Cette contrainte nous oblige à les quitter (nouveaux regrets), et nous faisons route vers Besançon, où je fus pris en charge par les mêmes Philippe et Estelle il y a deux jours. Ils me déposent à la gare, lieu du rendez-vous. Nous faisons en attendant des supputations sur ma conductrice au nom si prometteur, et je réitère ma promesse d’envoyer pour de vrai le carnet de bord. L’arrivée de la voiture dépasse cependant toutes nos attentes. La divine Lolita n’est pas une, mais trois jeunes femmes blondes, qui s’avèrent faire partie de l’équipe féminin français de « flor-ball » (hockey sur parquet), de retour d’une compétition en Suisse.

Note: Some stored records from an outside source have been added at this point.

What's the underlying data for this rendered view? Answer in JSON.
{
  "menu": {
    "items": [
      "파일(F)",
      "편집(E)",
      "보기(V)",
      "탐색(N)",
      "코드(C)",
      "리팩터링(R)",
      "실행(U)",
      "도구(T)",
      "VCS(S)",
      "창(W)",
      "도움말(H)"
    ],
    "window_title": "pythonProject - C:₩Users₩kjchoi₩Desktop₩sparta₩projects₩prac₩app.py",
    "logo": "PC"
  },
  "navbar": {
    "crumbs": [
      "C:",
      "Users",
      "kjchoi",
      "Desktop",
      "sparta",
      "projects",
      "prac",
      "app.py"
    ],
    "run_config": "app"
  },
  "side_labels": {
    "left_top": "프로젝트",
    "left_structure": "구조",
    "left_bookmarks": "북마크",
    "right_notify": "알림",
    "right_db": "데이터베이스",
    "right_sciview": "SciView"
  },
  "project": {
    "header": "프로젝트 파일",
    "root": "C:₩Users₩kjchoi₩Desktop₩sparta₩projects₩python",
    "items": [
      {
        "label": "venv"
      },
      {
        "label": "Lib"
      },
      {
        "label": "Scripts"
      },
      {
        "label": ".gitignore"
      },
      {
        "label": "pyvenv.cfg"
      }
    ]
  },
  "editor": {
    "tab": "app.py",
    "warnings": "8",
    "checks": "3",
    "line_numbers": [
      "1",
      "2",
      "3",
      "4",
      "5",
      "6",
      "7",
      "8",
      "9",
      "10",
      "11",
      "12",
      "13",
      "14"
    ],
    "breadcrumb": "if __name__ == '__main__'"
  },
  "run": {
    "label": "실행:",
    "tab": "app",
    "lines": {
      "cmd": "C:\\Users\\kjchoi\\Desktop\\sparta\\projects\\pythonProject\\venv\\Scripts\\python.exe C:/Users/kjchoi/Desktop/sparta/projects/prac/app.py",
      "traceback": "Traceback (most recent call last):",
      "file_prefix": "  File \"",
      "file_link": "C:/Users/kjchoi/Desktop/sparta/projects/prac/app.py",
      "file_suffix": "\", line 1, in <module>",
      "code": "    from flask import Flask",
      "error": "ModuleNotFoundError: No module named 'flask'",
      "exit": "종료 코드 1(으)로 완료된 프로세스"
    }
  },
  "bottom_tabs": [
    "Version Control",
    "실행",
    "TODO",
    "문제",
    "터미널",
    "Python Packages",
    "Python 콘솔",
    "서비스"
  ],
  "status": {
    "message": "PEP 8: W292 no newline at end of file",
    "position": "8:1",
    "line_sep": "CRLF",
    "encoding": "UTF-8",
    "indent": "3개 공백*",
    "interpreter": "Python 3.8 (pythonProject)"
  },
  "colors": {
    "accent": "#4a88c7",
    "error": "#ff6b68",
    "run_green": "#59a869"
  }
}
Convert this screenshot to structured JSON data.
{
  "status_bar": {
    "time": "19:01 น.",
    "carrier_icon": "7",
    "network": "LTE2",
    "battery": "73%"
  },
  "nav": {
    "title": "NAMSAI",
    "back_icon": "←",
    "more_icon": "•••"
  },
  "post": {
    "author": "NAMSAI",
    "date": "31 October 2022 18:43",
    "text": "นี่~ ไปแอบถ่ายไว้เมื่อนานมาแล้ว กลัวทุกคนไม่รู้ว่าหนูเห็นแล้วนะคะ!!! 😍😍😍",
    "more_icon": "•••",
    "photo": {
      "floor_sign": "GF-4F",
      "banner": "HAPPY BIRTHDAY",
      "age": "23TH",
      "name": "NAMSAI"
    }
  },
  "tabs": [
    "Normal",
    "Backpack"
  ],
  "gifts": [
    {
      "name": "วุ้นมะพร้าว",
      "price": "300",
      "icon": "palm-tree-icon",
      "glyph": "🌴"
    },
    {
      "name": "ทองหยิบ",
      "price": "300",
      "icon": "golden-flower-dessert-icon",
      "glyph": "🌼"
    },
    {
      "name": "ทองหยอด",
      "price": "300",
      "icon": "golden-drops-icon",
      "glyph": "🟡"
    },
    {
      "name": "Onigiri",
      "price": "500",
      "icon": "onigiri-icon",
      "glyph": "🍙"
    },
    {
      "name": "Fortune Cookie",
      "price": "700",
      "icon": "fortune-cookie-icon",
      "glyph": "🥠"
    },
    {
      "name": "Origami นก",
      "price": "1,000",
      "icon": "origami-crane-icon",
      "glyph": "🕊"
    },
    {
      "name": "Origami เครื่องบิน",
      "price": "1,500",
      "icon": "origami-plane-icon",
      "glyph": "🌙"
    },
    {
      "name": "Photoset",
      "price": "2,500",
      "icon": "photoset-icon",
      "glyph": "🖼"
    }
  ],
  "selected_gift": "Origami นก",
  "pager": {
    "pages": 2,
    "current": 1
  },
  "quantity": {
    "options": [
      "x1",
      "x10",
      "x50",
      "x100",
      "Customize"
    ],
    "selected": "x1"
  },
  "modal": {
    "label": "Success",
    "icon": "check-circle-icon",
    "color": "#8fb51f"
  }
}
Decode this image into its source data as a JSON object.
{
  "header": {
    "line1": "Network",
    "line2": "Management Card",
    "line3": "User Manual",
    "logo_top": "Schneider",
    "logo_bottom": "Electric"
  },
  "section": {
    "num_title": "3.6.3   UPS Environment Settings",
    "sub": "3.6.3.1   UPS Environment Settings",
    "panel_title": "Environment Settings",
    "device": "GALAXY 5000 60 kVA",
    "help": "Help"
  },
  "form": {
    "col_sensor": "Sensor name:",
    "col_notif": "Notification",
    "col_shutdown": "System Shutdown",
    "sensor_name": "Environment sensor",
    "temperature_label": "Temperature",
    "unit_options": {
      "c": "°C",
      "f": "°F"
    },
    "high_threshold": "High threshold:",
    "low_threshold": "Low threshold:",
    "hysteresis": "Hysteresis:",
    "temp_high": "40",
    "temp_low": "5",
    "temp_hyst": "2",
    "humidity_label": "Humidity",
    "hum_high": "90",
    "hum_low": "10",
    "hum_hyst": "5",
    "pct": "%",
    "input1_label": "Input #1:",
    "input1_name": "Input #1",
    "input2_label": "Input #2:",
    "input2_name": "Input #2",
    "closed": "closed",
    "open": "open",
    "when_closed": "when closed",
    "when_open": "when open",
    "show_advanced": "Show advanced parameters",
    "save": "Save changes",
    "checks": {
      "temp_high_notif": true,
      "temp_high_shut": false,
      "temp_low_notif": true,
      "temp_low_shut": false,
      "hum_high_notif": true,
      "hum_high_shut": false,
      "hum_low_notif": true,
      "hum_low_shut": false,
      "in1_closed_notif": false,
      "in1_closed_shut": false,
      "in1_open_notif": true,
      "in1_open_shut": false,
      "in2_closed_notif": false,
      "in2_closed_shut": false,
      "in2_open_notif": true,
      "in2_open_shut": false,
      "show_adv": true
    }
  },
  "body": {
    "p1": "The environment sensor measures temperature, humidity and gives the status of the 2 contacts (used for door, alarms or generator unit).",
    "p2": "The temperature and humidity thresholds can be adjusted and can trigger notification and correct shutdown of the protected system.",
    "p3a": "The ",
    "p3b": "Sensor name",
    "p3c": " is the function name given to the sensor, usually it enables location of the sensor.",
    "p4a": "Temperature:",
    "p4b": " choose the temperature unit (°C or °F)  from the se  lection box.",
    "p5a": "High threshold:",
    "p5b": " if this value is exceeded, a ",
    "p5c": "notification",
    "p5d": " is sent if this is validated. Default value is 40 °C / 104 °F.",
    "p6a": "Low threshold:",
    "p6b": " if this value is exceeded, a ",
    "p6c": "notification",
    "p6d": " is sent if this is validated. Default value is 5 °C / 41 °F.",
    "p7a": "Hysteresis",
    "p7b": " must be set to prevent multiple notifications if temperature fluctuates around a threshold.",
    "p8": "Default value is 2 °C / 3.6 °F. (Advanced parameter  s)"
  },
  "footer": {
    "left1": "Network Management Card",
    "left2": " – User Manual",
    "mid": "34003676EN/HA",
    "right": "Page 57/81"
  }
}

Là, c’est Philippe qui regrette ! Assigné au rôle de coq, je me glisse nonchalamment dans la voiture, promettant cette fois-ci de le tenir au courant de la suite (autre carnet de bord !). Or, à peine à la sortie de la ville, voici le classique coup de la panne : on se met sur le bas-côté, on se fait chercher par la dépanneuse et on appelle l’assurance, qui a l’air embêtée : il n’y a plus de trains pour Paris, ils essaient de nous trouver un taxi jusqu’à Dijon et une location de voiture après, mais un dimanche soir ce n’est pas facile. Sinon, ils nous proposent une nuit d’hôtel pour nous quatre, avec TGV le lendemain matin... ! J’éteins mon téléphone : Philippe n’en saura pas plus.

Commencé le matin du vendredi, le week-end plébéien a du mal à vouloir finir.